The challenges before Tesla as it races to get its Model S sedan into production run deep and wide. From burgeoning competition to union problems to groundwater contamination at the plant it just bought in Fremont, Calif., the young company will be tested right out of the IPO gate.

And according to analysts, academics and other observers, it’s unclear whether CEO Elon Musk’s brainchild can achieve profitability in what promises to soon become a viciously competitive automotive space.

Having said it was “neutral as to the formation of a union,” will Tesla make nice with the United Auto Workers union which, under Toyota and General Motors, helped make New United Motor Manufacturing Inc. a well-oiled and highly successful automaking plant? Can Musk, 39, lead his company toward triumph, or might he be distracted by his love for his space exploration company, SpaceX?

And perhaps more important, can a company with neither a ton of cash nor a proven track record in automaking move into a fixer-upper factory and start cranking out electric cars less than two years from now?

“How does Tesla fulfill the promise and hopes of the investors pumping more than $200 million into this company?” asked John O’Dell, an analyst with the auto blog Green Car Advisor.

“This is a company that’s never made a profit. And while it has experience in converting an existing vehicle to electric drive” — Tesla’s Roadster model is built in conjunction with Lotus in England — “it doesn’t have experience in building a car from the ground up. … It’s a significant undertaking.”

Although Tesla had been tight-lipped during its pre-IPO quiet period, the company and its CEO have expressed confidence in the new Model S sedan and the company’s future.

“Think closer to an Apple or Google than a GM or Ford,” Musk said, at one point calling Tesla a “technology velociraptor.”

While Tesla has been selling its Roadster sports car for nearly two years and remains the only company selling highway-capable electric vehicles in volume, Sven Beiker with the Center for Automotive Research at Stanford University said the real key is Tesla deciding what it wants to be when it grows up.

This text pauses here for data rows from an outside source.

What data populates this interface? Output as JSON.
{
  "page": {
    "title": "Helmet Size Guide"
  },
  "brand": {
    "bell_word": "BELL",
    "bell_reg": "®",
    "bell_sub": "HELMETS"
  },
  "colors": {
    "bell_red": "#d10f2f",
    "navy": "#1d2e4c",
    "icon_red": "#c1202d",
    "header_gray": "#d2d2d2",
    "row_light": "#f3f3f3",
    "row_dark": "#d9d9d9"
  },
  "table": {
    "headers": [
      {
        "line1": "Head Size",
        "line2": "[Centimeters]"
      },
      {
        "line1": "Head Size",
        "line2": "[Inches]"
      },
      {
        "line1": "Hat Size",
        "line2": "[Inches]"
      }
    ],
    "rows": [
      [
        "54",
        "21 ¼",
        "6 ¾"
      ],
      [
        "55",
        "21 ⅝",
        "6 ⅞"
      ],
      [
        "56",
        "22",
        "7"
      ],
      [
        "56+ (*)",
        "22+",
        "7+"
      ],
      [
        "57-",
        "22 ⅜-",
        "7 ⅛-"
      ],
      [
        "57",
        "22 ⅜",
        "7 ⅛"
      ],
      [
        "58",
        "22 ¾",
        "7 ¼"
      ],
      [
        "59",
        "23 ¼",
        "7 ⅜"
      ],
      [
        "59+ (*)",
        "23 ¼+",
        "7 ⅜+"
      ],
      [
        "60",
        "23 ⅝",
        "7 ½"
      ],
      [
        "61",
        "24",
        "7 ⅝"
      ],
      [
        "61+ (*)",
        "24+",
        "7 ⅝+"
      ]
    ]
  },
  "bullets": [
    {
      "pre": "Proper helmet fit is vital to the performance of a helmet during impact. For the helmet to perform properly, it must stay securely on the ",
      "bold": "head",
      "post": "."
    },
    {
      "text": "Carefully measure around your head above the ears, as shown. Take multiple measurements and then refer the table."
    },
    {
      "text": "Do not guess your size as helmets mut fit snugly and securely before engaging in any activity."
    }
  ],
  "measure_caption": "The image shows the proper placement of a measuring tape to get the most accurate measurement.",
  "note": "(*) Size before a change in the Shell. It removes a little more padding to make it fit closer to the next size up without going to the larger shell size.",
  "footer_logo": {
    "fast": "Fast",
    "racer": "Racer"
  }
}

“What volume do they want to target: 1,000 vehicles a year or hundreds of thousands?” Beiker said. “And the answer obviously has many implications in terms of work force and manufacturing process. Going with a small volume would be completely different than becoming a mass-market producer.”

While Tesla hopes eventually to produce 20,000 Model S vehicles a year, it has not made clear what its longer-term production plans are.

Some observers say its fate may ultimately not be tied exclusively to carmaking, since Tesla already has a proven track record in selling its expertise to other automakers.

Regardless of its long-term future, Tesla faces unique challenges as it moves into the uncharted waters of the budding electric vehicle industry. It must build out its own dealership franchise and create a dependable supply chain with cutting-edge parts often provided by single-source suppliers.

At the same time, Tesla will have plenty of other established automakers with electric vehicle plans of their own breathing down its neck.

Nissan, for example, plans to deliver its all-electric and moderately priced Leaf later this year, and Toyota will soon start rolling out it quasi-electric Prius plug-in hybrid.

“Whether Tesla can carve out a niche in an industry with huge economies of scale,” said Edmunds.com CEO Jeremy Anwyl, “is a huge question.”